I recently finally found the time to read friend-of-the-blog and esteemed Arabic literature professor and translator Elliot Colla's debut novel, the occupation/detective story Baghdad Central.
The novel features a former Iraqi policeman (and, it turns out, a former former intelligence services officer) named Muhsin el-Khafaji, whose is mistaken for a namesake, a high-ranking Baathist official, and taken in by the Americans and tortured. When they realize their mistake, they put him in charge of re-organizing the Iraqi police force. Meanwhile, he is investigating the disappearance of several young female Iraqi translators, one of whom is his niece.
Khafaji is sympathetic, depressed, afflicted (he has lost a spouse and child) and guilty (that career in the intelligence services…)
What makes Iraq a perfect setting for a noir is not just the deadly chaos there, but the extreme power imbalances.The genre requires the presence of a rich and oblivious upper-class, uncaring of the damage it leaves in its wake. In Raymond Chandler, they are ensconced in the Hollywood hills. In Colla's novel, they live in the Green Zone. Some of the best scenes in the book track the extraordinary disconnect between the Iraqi narrator -- whose daily decision are a matter of life and death -- and the Americans who blithely deliver lectures about the future of Iraq. At a typical pep talk, "Each time the interpreter comes to the work 'benchmark' he stumbles. At first he translates it as 'the sign of the bench,' then 'trace of the longseat,' then 'imprint of the worktable' and so on. Other words like 'synergy' and 'entrepreneurism' wreak even more havoc." I actually wish Colla had mined his premise for more of its dark humor.

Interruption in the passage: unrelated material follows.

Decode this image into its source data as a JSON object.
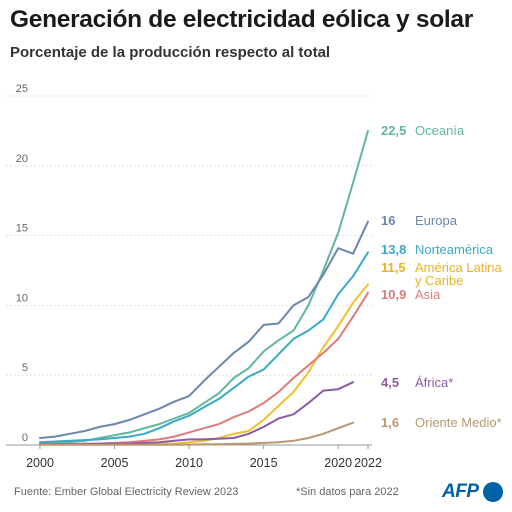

Colla's writing is stripped-down and evocative. In the beginning the book has several very short sections narrated from different, ambiguous, sometimes collective viewpoints. When US patrols close in on a building to make a middle-of-the-night arrest, their radios "were clicking and chirping like little birds." After the raid goes awry, "the whole building could feel the silence. It was like getting a shock. That silence was an electric wire lying on the ground."
The plot involves a prostitution ring, terrorists, an alluring university professor, the potential jihadis that have moved into the ground floor of Khafaji's building, and much more. Colla weaves it all together confidently, mixing reminiscences, diversions and well-timed jolts. I was quickly hooked and read the book in a few days (although I wasn't quite satisfied by the story's denouement).
Colla is a professor of Arabic literature at Georgetown University. His down-beat cop is a lover of poetry who makes identifying citations a game with his sick daughter (and meanwhile gives the reader a glimpse of Iraq's extraordinary poetic heritage). One of the poets that Khafaji, and presumably Colla, loves and quotes often is Nazik Malaika:
I will hear your voice every evening
When light dozes off
And worries take refuge in dreams
When desires and passions slumber, when ambition sleeps
When Life Sleeps and Time remains
Awake, sleepless
Like your voice.
In the drowsy dusk resounds your wakeful voice
In my deep yearning
Your eternal voice that never sleeps
Remains awake in me.
Colla even develops an analogy between police work and poetry reading that has to do with noticing rhythms and gaps (I'm not sure how most Arab poets will feel about the parallel).
This atmospheric and gripping book creates a compelling mystery and predicament for its hero, and memorably evokes a time and place many in the US have all too quickly put out of mind.